Clinical & Translational Immunology ( IF 5.8 ) Pub Date : 2017-10-07 , DOI: 10.1038/cti.2017.43
Kirsten A Ward-Hartstonge 1 , Roslyn A Kemp 1
Affiliation  

The frequency of circulating or tumour-infiltrating regulatory T cells (Tregs) has been associated with poor patient survival in many cancers including breast, melanoma and lung. It has been hypothesised that Tregs impact the anti-tumour function of effector T cells, resulting in worse outcomes for patients. However, high infiltrates of Tregs have been associated with a positive outcome of patients in a minority of cancers including colorectal, bladder and oesophageal.
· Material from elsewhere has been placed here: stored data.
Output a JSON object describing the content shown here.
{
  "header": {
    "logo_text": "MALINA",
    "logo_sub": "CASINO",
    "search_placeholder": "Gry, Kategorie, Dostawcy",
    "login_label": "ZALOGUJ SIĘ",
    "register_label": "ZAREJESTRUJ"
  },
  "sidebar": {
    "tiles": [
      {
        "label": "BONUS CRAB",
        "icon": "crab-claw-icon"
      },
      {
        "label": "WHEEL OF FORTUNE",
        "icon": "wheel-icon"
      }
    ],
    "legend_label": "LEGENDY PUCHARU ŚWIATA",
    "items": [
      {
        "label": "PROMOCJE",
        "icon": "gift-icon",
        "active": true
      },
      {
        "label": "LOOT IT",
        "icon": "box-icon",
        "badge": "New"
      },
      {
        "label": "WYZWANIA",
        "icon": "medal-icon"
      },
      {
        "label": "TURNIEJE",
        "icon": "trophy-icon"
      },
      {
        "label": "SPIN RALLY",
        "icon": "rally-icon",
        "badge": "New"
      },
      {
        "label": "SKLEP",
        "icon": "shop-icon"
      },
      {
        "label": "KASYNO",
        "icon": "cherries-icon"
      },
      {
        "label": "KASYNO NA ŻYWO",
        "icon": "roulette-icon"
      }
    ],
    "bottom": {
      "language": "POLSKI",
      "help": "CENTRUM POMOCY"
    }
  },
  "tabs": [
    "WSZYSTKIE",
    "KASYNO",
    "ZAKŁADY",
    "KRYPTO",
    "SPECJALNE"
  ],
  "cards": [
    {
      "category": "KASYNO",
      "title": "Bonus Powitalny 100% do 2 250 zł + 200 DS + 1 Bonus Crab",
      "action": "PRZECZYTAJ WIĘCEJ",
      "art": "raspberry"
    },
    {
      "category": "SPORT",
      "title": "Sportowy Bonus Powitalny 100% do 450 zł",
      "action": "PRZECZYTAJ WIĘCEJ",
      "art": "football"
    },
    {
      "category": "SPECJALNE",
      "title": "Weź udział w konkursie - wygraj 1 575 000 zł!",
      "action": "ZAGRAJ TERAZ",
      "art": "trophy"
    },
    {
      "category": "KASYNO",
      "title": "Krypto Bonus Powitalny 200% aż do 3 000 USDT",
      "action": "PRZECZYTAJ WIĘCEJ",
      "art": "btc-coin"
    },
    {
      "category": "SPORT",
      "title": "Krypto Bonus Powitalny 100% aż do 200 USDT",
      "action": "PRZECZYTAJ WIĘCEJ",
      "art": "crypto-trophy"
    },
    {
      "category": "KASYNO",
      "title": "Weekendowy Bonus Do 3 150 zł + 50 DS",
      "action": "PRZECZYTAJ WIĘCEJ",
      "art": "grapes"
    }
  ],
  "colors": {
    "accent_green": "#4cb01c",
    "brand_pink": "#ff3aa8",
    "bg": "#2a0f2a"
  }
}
In addition, many studies have shown no impact of Tregs in patient outcome. Traditionally, research has identified Tregs as forkhead box P3 (FOXP3+) T cells in order to make such associations. Recently, it has become evident that regulatory populations are very heterogeneous, and this heterogeneity is essential for Treg function. Treg heterogeneity likely affects predictions of patient outcome, and different Treg populations may have different influences on tumours. The study of Tregs in cancer must include a better definition of the cells analysed. This review will focus primarily on colorectal cancer in humans, due to mixed data on the impact of Tregs on patient outcome in this disease.

中文翻译:

调节性T细胞异质性和癌症免疫反应。

在包括乳腺癌,黑色素瘤和肺癌在内的许多癌症中,循环或肿瘤浸润性调节性T细胞(Tregs)的发生率与患者存活率低有关。已经假设Treg影响效应子T细胞的抗肿瘤功能,导致患者的预后较差。然而,Tregs的高度浸润与少数癌症(包括大肠癌,膀胱癌和食道癌)患者的阳性结果相关。此外,许多研究表明Treg对患者预后没有影响。传统上,研究已将Tregs识别为叉头盒P3(FOXP3 +)T细胞,以建立这种关联。最近,已经变得明显的是,调节种群非常异质,这种异质性对于Treg功能至关重要。Treg异质性可能会影响患者预后的预测,并且不同的Treg人群可能会对肿瘤产生不同的影响。对癌症中Treg的研究必须包括对所分析细胞的更好定义。由于关于Tregs对该疾病患者预后的影响的混合数据,本综述主要关注人的结肠直肠癌。